After a long delay, the United States will soon implement two multilateral treaties that will assist U.S. applicants in securing design and utility patents in foreign countries. The Hague System Agreement will allow design patent applicants to apply for design patents or industrial designs in multiple jurisdictions with a single application; the Patent Law Treaty will synchronize U.S. patent prosecution procedures with those of other nations.
Design Patents Go International
The Hague System was initially created in 1960 to streamline international design patent and industrial design applications. President Clinton signed the treaty in 1999, the Senate ratified it in 2007, and Congress recently adopted the implementing statute. The Hague System Agreement (and related US implementing statute) creates procedures at the United States Patent and Trademark Office (USPTO) to receive and prosecute international design applications.
The most beneficial aspect of The Hague System is allowing United States applicants to file a single design application to target over 40 nations and the European Union. The applicant can file the application with the USPTO and may designate any number of the contracting nations to receive the application. The USPTO then submits the application to the World Intellectual Property Organization (WIPO), which reviews the application to assure compliance with formal requirements and then submits it to the contracting countries for substantive examination. Patentees familiar with international utility patent applications will find this procedure very similar to the international patenting process created by the Patent Cooperation Treaty.
In addition, a single international design application may include up to 100 independent designs. However, when the international application re-enters the United States, applicants will be required to restrict the application to a single design and file additional design patent applications.
Design Patent Publication Grants Provisional Rights
While the United States historically has not published design patent applications, The Hague System publishes applications within six months after the WIPO completes its review of formal requirements. The United States implementing statute for The Hague System Agreement gives design patent owners whose applications are published by WIPO the ability to collect damages for pre-issuance infringement in the United States. This may be particularly helpful for design patents, because designs tend to be easily identified, more readily copied, and less prone to amendments during prosecution than utility patents.

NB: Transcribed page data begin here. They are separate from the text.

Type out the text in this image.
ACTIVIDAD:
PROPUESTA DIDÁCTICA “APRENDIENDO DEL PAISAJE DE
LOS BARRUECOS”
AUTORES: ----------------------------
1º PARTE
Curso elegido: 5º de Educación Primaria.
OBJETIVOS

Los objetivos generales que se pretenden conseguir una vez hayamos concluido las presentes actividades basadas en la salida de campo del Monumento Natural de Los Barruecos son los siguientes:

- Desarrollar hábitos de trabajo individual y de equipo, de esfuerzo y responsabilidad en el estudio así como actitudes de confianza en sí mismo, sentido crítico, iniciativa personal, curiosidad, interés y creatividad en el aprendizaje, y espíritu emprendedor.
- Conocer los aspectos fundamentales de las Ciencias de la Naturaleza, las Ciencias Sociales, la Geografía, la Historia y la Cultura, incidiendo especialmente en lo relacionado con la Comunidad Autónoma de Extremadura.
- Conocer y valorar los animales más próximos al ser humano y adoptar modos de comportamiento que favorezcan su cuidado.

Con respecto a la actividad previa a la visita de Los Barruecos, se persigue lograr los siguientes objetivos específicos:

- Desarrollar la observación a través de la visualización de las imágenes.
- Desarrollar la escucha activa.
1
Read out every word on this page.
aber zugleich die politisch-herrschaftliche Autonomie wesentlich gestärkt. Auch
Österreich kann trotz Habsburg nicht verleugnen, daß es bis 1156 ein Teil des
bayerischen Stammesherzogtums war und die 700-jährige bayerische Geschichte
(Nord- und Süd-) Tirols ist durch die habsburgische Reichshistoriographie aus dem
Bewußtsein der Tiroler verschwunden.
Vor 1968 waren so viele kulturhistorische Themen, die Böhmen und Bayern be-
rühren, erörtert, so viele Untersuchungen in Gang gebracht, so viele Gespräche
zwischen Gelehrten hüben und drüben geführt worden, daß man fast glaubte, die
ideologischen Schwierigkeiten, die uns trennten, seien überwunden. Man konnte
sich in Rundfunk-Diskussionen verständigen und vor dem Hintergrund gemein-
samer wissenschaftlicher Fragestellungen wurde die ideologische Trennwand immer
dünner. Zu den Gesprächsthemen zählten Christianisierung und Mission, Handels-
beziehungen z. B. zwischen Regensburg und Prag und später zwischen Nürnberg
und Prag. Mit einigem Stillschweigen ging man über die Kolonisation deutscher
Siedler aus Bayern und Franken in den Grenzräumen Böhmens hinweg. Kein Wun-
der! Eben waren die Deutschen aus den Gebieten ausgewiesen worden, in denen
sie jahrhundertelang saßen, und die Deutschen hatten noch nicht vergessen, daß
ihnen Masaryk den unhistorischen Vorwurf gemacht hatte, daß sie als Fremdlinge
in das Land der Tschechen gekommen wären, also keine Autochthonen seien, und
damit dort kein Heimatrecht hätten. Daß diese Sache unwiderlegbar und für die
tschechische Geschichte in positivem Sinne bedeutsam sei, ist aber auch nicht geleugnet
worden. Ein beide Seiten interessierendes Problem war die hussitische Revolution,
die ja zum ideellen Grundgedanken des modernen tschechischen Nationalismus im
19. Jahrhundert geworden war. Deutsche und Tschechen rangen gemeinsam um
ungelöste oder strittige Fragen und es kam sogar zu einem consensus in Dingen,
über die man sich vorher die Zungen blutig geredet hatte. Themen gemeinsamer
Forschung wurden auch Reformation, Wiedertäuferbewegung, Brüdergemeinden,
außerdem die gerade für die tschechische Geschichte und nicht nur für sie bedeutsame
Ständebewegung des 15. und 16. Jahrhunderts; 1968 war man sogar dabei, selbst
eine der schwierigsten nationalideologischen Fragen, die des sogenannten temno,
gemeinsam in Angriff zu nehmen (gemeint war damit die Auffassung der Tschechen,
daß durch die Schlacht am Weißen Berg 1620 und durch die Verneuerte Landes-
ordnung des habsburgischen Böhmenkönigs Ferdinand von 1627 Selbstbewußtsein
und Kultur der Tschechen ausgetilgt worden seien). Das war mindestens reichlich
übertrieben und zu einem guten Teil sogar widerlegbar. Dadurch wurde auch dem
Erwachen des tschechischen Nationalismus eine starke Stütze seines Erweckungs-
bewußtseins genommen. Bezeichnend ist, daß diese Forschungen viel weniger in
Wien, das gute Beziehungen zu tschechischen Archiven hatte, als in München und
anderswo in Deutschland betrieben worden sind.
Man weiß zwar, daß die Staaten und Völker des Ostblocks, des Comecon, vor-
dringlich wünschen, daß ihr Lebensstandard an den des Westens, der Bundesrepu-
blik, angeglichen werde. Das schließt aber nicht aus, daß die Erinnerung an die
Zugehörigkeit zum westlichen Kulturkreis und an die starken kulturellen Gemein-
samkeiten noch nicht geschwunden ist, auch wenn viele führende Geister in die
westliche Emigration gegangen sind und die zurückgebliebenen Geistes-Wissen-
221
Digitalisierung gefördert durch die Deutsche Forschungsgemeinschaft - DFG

15-Year Design Patent Term
Additionally, the United States implementing statute adds one year to the term for design patents. This provision results in a 15-year term, beginning with the date of issuance by the USPTO.
Benefits for Design Patent Owners
Ability to file a single application for multiple foreign jurisdictions will reduce design patent costs.
Design patent owners can submit multiple designs in a single application, which can help establish an earlier priority date for multiple designs in a cost-effective manner.
Provisional rights against pre-issuance infringement of design patents increase an owner’s leverage in combating counterfeit or copied designs.
Design patents receive an additional year of enforcement.
Patent Law Treaty
The United States implementing statute includes the Patent Law Treaty which the president has signed and the Senate has ratified. The United States implementing statute provisions regarding the Patent Law Treaty synchronize certain United States formal requirements with other international patent systems. These provisions (i) reduce the formal requirements for obtaining a filing date by requiring only the submission of a specification, (ii) expand the rights of applicants to revive abandoned applications in certain situations, and (iii) allow foreign applicants to restore priority rights lost by delayed filings.
Effective Date of Changes
The United States implementing statute, including most of the changes based on The Hague System Agreement or the Patent Law Treaty, will take effect one year after President Obama signs the bill into law. This statute is expected to become law no later than December 21, 2012.